Power factor correction yields savings for pharmaceutical distribution center
August 28, 2007
Published in Consulting-Specifying Engineer
Healthy savings for a major pharmaceutical distribution center were the result of an Energy Initiative by PRES Energy, Dayton, Ohio. The company was able to shave nearly $40,000 (or 18%) annually from its utility costs due to upgrades to their HVAC control and correction of poor power factor. Not bad for a patient showing no symptoms.
Poor power factor, or inefficient use of supplied power, can often be overlooked because it has few outward signs. There are no blown fuses, tripped circuit breakers or failed electrical apparatus to alert plant personnel to the problem. The most visible symptom, increased utility costs, is difficult to determine based on the utility rate structure—whether it is per kVA, per KW or some other billing method.
While loss of some electrical efficiencies are inherent in the power system, the scope of the problem determines the extent of savings which are possible. Induction loads, in particular, where motors and transformers are found, along with other devices such as fluorescent lights and variable frequency drives, can use supplied power inefficiently. Facilities with many small-rated horsepower motors, like those required to power the multitude of conveyors moving product around the 165,000 sq. ft. facility, are particularly susceptible to poor power factor.
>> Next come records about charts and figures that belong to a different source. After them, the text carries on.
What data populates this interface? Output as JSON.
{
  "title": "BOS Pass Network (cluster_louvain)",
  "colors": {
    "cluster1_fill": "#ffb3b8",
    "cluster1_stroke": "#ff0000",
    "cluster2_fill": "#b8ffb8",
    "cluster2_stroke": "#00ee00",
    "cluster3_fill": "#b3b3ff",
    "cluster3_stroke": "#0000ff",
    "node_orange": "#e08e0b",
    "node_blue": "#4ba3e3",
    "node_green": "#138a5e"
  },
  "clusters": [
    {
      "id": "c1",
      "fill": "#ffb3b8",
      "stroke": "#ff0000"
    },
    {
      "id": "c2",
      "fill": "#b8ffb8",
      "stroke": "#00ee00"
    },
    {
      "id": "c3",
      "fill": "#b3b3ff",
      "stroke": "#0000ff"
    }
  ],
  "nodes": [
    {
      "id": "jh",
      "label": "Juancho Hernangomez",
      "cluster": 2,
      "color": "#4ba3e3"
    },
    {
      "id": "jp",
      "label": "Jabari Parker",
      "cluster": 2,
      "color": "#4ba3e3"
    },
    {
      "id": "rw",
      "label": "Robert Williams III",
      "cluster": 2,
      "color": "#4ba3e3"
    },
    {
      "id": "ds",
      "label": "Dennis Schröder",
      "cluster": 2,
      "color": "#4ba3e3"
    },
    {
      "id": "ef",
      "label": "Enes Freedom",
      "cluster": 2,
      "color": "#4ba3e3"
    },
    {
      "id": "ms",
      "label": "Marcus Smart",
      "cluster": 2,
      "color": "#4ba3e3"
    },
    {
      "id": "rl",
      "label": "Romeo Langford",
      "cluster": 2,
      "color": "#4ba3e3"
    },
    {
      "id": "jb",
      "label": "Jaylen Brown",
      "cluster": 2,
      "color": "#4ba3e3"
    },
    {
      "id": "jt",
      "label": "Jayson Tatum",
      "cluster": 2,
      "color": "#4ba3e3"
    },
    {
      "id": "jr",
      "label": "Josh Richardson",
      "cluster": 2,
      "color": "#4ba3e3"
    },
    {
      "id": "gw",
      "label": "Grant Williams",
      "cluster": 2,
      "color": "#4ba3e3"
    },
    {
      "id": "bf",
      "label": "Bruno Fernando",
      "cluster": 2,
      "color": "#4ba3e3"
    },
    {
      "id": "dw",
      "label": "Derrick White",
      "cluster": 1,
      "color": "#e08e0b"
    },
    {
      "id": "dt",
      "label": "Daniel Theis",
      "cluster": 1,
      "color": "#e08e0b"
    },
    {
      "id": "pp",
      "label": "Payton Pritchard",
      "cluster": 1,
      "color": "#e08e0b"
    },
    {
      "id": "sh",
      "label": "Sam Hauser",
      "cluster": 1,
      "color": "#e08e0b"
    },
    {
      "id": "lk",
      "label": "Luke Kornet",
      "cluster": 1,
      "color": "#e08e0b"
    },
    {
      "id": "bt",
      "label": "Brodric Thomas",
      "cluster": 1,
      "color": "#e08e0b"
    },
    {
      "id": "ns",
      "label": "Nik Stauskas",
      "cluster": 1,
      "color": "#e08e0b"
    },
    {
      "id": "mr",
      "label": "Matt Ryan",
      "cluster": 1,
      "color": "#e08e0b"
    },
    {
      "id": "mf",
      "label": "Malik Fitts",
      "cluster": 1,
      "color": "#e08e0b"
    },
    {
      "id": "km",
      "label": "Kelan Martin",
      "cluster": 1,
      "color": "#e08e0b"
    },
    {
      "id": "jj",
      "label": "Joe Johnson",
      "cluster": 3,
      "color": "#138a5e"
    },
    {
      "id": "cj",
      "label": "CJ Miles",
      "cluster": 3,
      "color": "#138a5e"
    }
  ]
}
Once the extent of the inefficiency is known, utility invoices are scrutinized. Determining whether the savings will offset the equipment required to generate the savings is a straight financial calculation, as is the ROI/payback period.
Probing for vital signs
Pres Energy worked with equipment provider Staco Energy Products, who then commissioned a power quality survey (sometimes called an audit or study) to be completed for the facility. PowerEdge Technologies installed metering analyzers within the plant that were left in place to collect data for one week. The data collected was used to build a “load profile” that allowed engineers to determine the extent of the power-usage inefficiencies, and whether harmonics or other power anomalies were present. All of this information was then factored into the proper location-specific solution.
The distribution center had a power factor of 0.72 to 0.78—compared to the target of 0.95—so there was definitely room for improvement. While no harmonics were identified, a previously unknown phase imbalance was uncovered. Since the solution essentially involved installing capacitor banks on each phase, the phase imbalance had to be corrected (otherwise the power factor correction would actually compound the problem).
A 200-kVAR automatically switched capacitor bank was installed on the main 480-volt utility service. This solution was more economical and practical, while providing for simpler installation with maximum control for the facility engineer. Automatic switching allows the system to dynamically provide the necessary reactive compensation based on the load and demand at any given time. A 400-amp circuit breaker was also integrated as part of the power factor correction system, so that power can be disconnected for maintenance of the apparatus.
Total costs for the energy initiative, which included HVAC controls upgrades and the power factor correction equipment, amounted to $100,000. Installation, which occurred in August, 2005, was a bit trickier than normal, because the plant had to schedule a time to transfer over to the emergency power generator while the power factor correction equipment was being installed. The facility operates 24/7 and is fully climate controlled for product storage requirements. Annual savings (based on their actual usage and per kVA rates) were estimated to be $40,000, or 18%, for a 30-month payback.
Approaching the two-year mark after installation, PRES Energy Project Manager Tom Gerling said the estimates are being realized and verifiable: “The overall package is exceeding the savings estimates and performing as expected,” said Gerling. Apparently making the changes called for in the Energy Initiative was just what the doctor ordered.